Node platform and operating system:

  • The root admin node OS upgrade creates manual distributions at the same time.
  • An issue with the OS artifact snapshot collector is fixed.
  • Pod crash looping due to SDS server start failure is fixed.
  • An issue with VM creation failure due to physical node BIOS without KVM enabled is fixed.
  • A problem with servers getting stuck in a BMC certificate generation loop, resulting in provisioning failures during bootstrap, is fixed.
  • A problem with an organization upgrade failure is fixed.

Object storage:

  • An issue with the ObjectStorageSite CR status not updating is fixed.
  • An issue with exceeding the object storage user tenant quota is fixed.
  • An issue with the object storage system failure after a VM reboot is fixed.

Ticketing system:

  • An issue with insufficient log storage causing intermittent outages is fixed.
  • Removed unused user and group objects.

Upgrade:

  • Google Distributed Cloud Virtual for Bare Metal user cluster overrides are applied to other versions of Google Distributed Cloud Virtual for Bare Metal.
  • A lock is acquired before restarting the firewall when upgrading.
  • Override the predicates for the remote node upgrade task in the watch NodeUpgrade context.
  • The system cluster upgrade cannot start issue due to annotations not being updated is fixed.
  • A problem with the kube-state-metrics Helm chart RBAC missing permissions is fixed.
  • The problem with the org admin cluster upgrade taking a long time is fixed.
  • An issue with a missing web-tls cert is fixed.
  • The Upgrade Admin predefined role has permissions to upgrade nodes, file and block storage, and HSM.
  • A problem with the tenant org upgrade failing during artifact distribution is fixed.
  • A problem with IOs not able to skip the preflight check during an org upgrade is fixed.
  • A problem with an unhealthy tenant org after root upgrade is fixed.
  • A problem with an org upgrade stuck at VM image distribution is fixed.

User interface:

  • The Create button is disabled in the Console when a create operation is in progress for projects, clusters, and VMs.
  • An issue with buttons not displaying after navigating from another page is fixed.
  • The autofocus is fixed on the cluster creation page.
  • An error message is shown when a service instance creation or deletion fails.
  • A problem with not being able to manage alert rule groups that are based on logs in the UI is fixed.

Virtual machines:

  • You can launch a VM with a larger memory footprint up to 500GB. Previously large VMs might hit hypervisor level of out-of-memory errors which led to VM crashes.
  • A problem with removing a GPU VM node which leaves the GPU card in a lingering MIG enabled state is fixed.
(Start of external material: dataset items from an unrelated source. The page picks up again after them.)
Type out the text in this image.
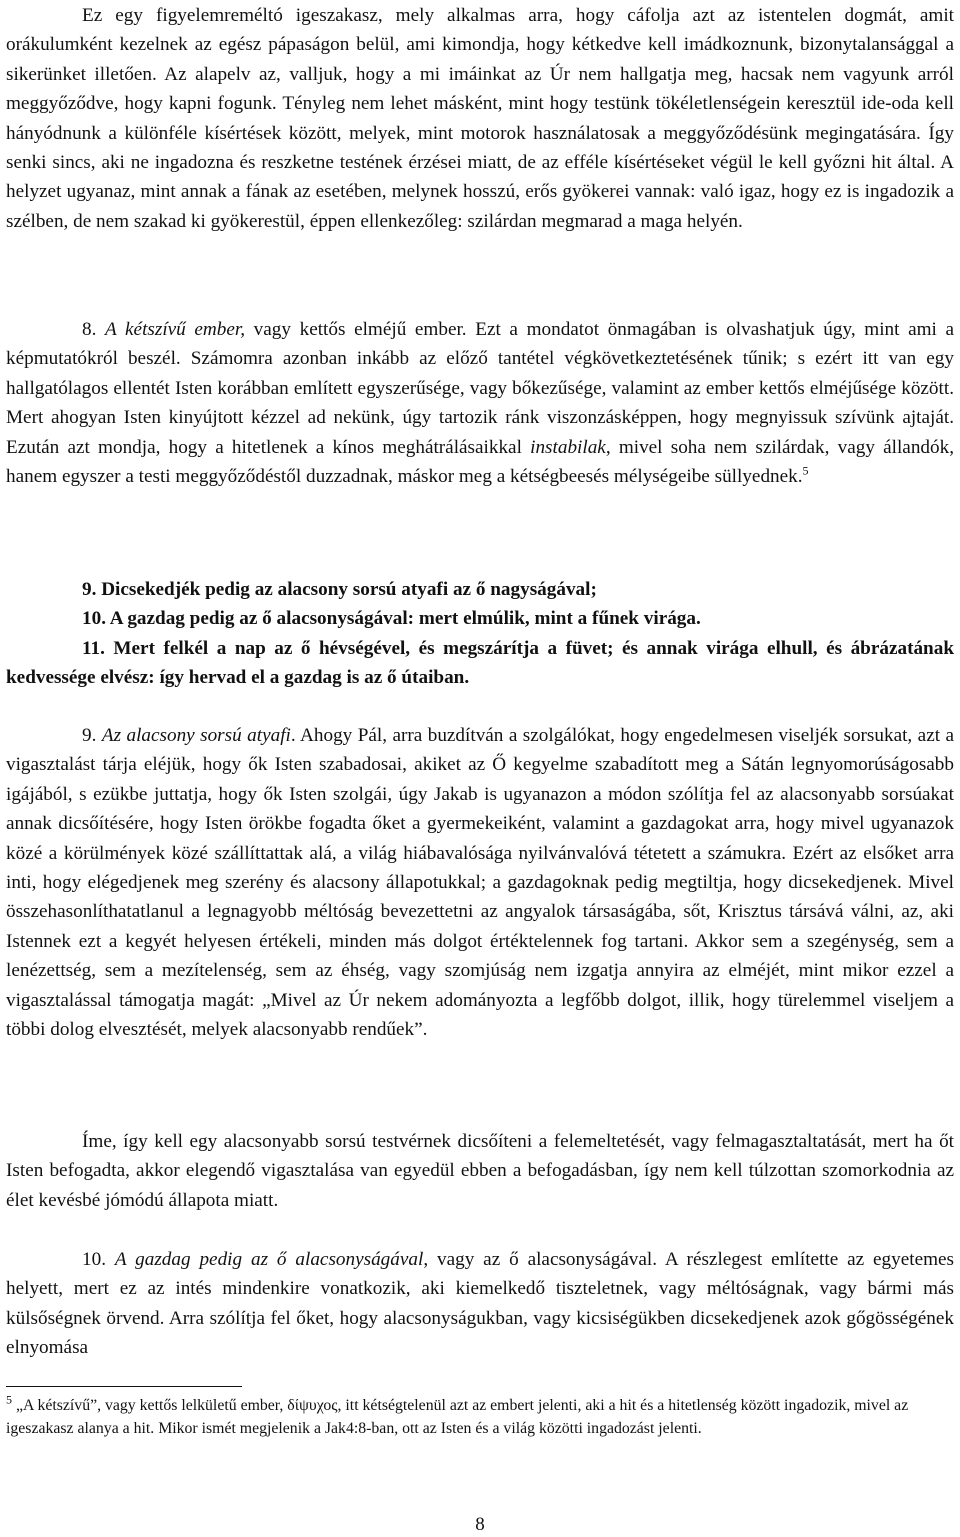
Ez egy figyelemreméltó igeszakasz, mely alkalmas arra, hogy cáfolja azt az istentelen dogmát, amit orákulumként kezelnek az egész pápaságon belül, ami kimondja, hogy kétkedve kell imádkoznunk, bizonytalansággal a sikerünket illetően. Az alapelv az, valljuk, hogy a mi imáinkat az Úr nem hallgatja meg, hacsak nem vagyunk arról meggyőződve, hogy kapni fogunk. Tényleg nem lehet másként, mint hogy testünk tökéletlenségein keresztül ide-oda kell hányódnunk a különféle kísértések között, melyek, mint motorok használatosak a meggyőződésünk megingatására. Így senki sincs, aki ne ingadozna és reszketne testének érzései miatt, de az efféle kísértéseket végül le kell győzni hit által. A helyzet ugyanaz, mint annak a fának az esetében, melynek hosszú, erős gyökerei vannak: való igaz, hogy ez is ingadozik a szélben, de nem szakad ki gyökerestül, éppen ellenkezőleg: szilárdan megmarad a maga helyén.

8. A kétszívű ember, vagy kettős elméjű ember. Ezt a mondatot önmagában is olvashatjuk úgy, mint ami a képmutatókról beszél. Számomra azonban inkább az előző tantétel végkövetkeztetésének tűnik; s ezért itt van egy hallgatólagos ellentét Isten korábban említett egyszerűsége, vagy bőkezűsége, valamint az ember kettős elméjűsége között. Mert ahogyan Isten kinyújtott kézzel ad nekünk, úgy tartozik ránk viszonzásképpen, hogy megnyissuk szívünk ajtaját. Ezután azt mondja, hogy a hitetlenek a kínos meghátrálásaikkal instabilak, mivel soha nem szilárdak, vagy állandók, hanem egyszer a testi meggyőződéstől duzzadnak, máskor meg a kétségbeesés mélységeibe süllyednek.$^5$

9. Dicsekedjék pedig az alacsony sorsú atyafi az ő nagyságával;
10. A gazdag pedig az ő alacsonyságával: mert elmúlik, mint a fűnek virága.
11. Mert felkél a nap az ő hévségével, és megszárítja a füvet; és annak virága elhull, és ábrázatának kedvessége elvész: így hervad el a gazdag is az ő útaiban.

9. Az alacsony sorsú atyafi. Ahogy Pál, arra buzdítván a szolgálókat, hogy engedelmesen viseljék sorsukat, azt a vigasztalást tárja eléjük, hogy ők Isten szabadosai, akiket az Ő kegyelme szabadított meg a Sátán legnyomorúságosabb igájából, s ezükbe juttatja, hogy ők Isten szolgái, úgy Jakab is ugyanazon a módon szólítja fel az alacsonyabb sorsúakat annak dicsőítésére, hogy Isten örökbe fogadta őket a gyermekeiként, valamint a gazdagokat arra, hogy mivel ugyanazok közé a körülmények közé szállíttattak alá, a világ hiábavalósága nyilvánvalóvá tétetett a számukra. Ezért az elsőket arra inti, hogy elégedjenek meg szerény és alacsony állapotukkal; a gazdagoknak pedig megtiltja, hogy dicsekedjenek. Mivel összehasonlíthatatlanul a legnagyobb méltóság bevezettetni az angyalok társaságába, sőt, Krisztus társává válni, az, aki Istennek ezt a kegyét helyesen értékeli, minden más dolgot értéktelennek fog tartani. Akkor sem a szegénység, sem a lenézettség, sem a mezítelenség, sem az éhség, vagy szomjúság nem izgatja annyira az elméjét, mint mikor ezzel a vigasztalással támogatja magát: „Mivel az Úr nekem adományozta a legfőbb dolgot, illik, hogy türelemmel viseljem a többi dolog elvesztését, melyek alacsonyabb rendűek”.

Íme, így kell egy alacsonyabb sorsú testvérnek dicsőíteni a felemeltetését, vagy felmagasztaltatását, mert ha őt Isten befogadta, akkor elegendő vigasztalása van egyedül ebben a befogadásban, így nem kell túlzottan szomorkodnia az élet kevésbé jómódú állapota miatt.

10. A gazdag pedig az ő alacsonyságával, vagy az ő alacsonyságával. A részlegest említette az egyetemes helyett, mert ez az intés mindenkire vonatkozik, aki kiemelkedő tiszteletnek, vagy méltóságnak, vagy bármi más külsőségnek örvend. Arra szólítja fel őket, hogy alacsonyságukban, vagy kicsiségükben dicsekedjenek azok gőgösségének elnyomása

$^5$ „A kétszívű”, vagy kettős lelkületű ember, δίψυχος, itt kétségtelenül azt az embert jelenti, aki a hit és a hitetlenség között ingadozik, mivel az igeszakasz alanya a hit. Mikor ismét megjelenik a Jak4:8-ban, ott az Isten és a világ közötti ingadozást jelenti.

8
This issue prevented this card from being reused in a user cluster without manual reset.

Updated Canonical Ubuntu OS image version to 20230912 to apply the latest security patches and important updates. The following security vulnerabilities are fixed:


Clusters:

  • User cluster versioning (1.x.x-gdch-uc.x) is deprecated. In the user interface, PAs and AOs only see Kubernetes versions when creating or upgrading user clusters.

Database Service:

  • Existing database clusters won't be migrated forward from previous GDC versions. These database clusters will be automatically deleted after the GDC instance is upgraded to version 1.11.0.

    Before applying the release, confirm that there is no critical data that must be preserved. For data that must be preserved, preserve database clusters before an upgrade.